Lastly, if the continuation provision was in force at the time of Mr. Ellis’s death instead of the waiver provision (which is not clearly demonstrated by the record), the policy’s active work requirement would prohibit an increase in the death benefit. Benefits may only be paid by calculating a beneficiary’s income from before the last day she/he “actually performed] on a Full-time basis each and every duty pertaining to his/her job in the place where and the manner in which the job is normally performed.” Mr. Ellis received disability benefits — which are paid when one cannot work — between the time his disability began and his death. The record offers no persuasive evidence that Mr. Ellis worked “Full-time” after November 19, 2010.

If, as discussed above, Mr. Ellis did not actively work “Full-time” following his disability, then the amount of the death benefit could not have increased irrespective of whether the continuation or waiver provision applied. It is true, as RSL states in its August 7, 2012, letter, that RSL could have calculated the death benefit using Mr. Ellis’s 2010 earnings “if he had ceased to be Totally Disabled and returned to Active, Full-time work in 2011.” But, since the record does not support that Mr. Ellis returned to work, even if we found that the policy administrator abused its discretion in finding that the waiver provision applied to Mr. Ellis (which we explicitly do not), Mrs. Ellis’s appeal would not result in an increase to her death benefit.

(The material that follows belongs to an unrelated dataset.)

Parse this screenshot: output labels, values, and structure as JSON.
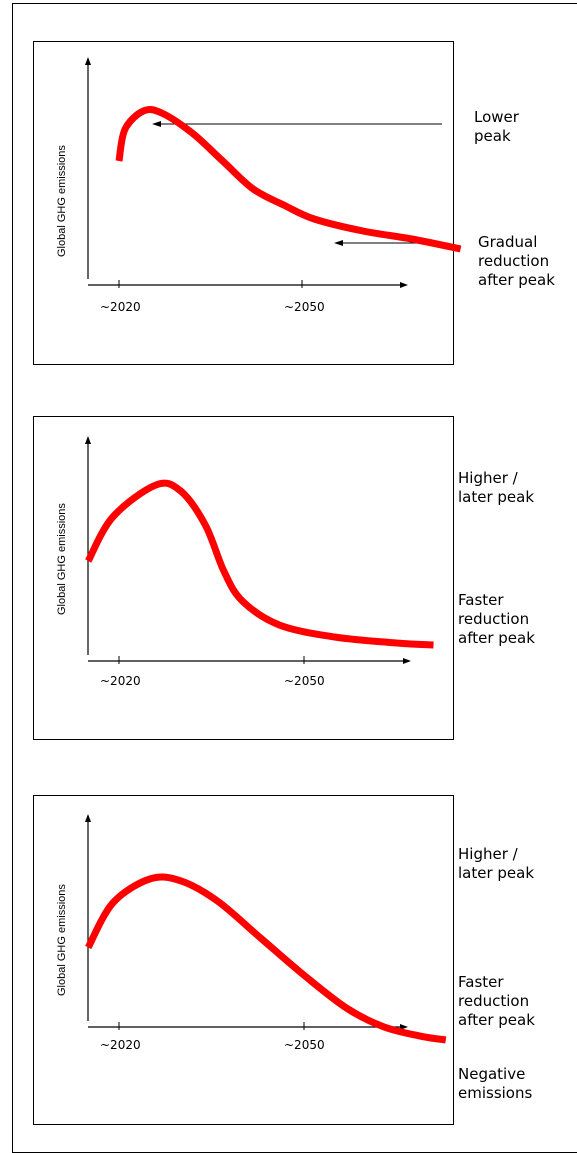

RSL did not abuse its discretion by finding that Mr. Ellis was covered by the waiver provision on the day he applied for it in August 2011. Based on this finding RSL reasonably concluded that the “date of loss” for the purpose of calculating the death benefit was the date of Mr. Ellis’s disability, November 19, 2010. Since the policy requires calculation of the death benefit using the W-2 from the year prior to the date of loss, RSL also did not abuse its discretion when it calculated Mrs. Ellis’s death benefit using Mr. Ellis’s 2009 W-2 income.

CONCLUSION

For the foregoing reasons, we AFFIRM the district court’s grant of summary judgment in favor- of RSL. 
      
       Pursuant to 5th Cir. R. 47.5, the court has determined that this opinion should not be published and is not precedent except under the limited circumstances set forth in 5th Cir. R. 47.5.4.
     
      
      . Mrs. Ellis offers some evidence that Mr. Ellis received income after his disability and that he sent e-mails regarding work after his disability. This evidence is not sufficient to create a reasonable inference that Mr. Ellis returned to work "Full-time” as defined by the policy.